Grains of Sand is a moving, reflective documentary that follows the close friendship—and yearly meeting—of two women, separated by an ocean but united by a lifelong bond and their art, as they approach their 80th birthdays.
Margot and Barbara are filmmaker Sarah Gross’s mother and mother-in-law, respectively. Margot, a native of England who now lives in San Francisco, CA, and Barbara, who lives in Hamburg, Germany, meet yearly on a farm in Germany. The farmhouse becomes a yearly ritual where the women, both still active in their work in stone, painting, and collage, meet to share their art, reflect on their lives, and enjoy their friendship.
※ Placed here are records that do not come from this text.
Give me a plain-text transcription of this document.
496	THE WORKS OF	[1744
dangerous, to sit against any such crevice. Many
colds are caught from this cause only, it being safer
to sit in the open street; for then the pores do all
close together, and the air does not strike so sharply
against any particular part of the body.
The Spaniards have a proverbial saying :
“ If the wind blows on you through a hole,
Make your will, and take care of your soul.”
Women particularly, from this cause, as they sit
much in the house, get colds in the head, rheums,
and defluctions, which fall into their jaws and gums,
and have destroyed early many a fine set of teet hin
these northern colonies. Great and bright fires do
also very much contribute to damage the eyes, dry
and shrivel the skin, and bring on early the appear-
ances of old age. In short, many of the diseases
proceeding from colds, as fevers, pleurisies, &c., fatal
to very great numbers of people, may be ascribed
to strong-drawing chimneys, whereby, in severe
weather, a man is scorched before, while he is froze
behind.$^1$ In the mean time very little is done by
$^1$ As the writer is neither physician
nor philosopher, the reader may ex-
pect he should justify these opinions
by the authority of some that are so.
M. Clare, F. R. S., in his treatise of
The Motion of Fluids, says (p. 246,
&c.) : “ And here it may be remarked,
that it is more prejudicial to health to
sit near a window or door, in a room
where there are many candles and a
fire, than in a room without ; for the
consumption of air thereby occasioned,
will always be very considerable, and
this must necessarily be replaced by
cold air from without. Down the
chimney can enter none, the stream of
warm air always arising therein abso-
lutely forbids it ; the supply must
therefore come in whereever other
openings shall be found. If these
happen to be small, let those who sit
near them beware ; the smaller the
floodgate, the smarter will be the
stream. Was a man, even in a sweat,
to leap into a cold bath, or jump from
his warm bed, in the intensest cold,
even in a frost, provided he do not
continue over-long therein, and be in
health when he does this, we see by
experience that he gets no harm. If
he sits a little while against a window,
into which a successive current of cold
Watch the trailer for Grains of Sand, a poignant documentary filmed over eight years. Through art, conversation, and reflection, the filmmaker captures a unique coming-of-age story—one that unfolds in the ninth decade of life.
Filmed over eight years, the 85-minute film tells “a different kind of coming-of-age story” following the women’s conversations and memories. Working on large stones they have brought to sculpt, the women’s conversations about creativity and aging are accompanied by voice-overs from Gross that tell their story and show how these older women are not just looking back on life, they are living it.
Screenings of Grains of Sand are available along with a workshop designed for aging audiences and their caregivers. Led by Gross and museum docent Suzanne Reich, the workshop includes post-screening discussion and reflection on aging, as well as a short collage project for participants, to aid in reflection on the film’s themes.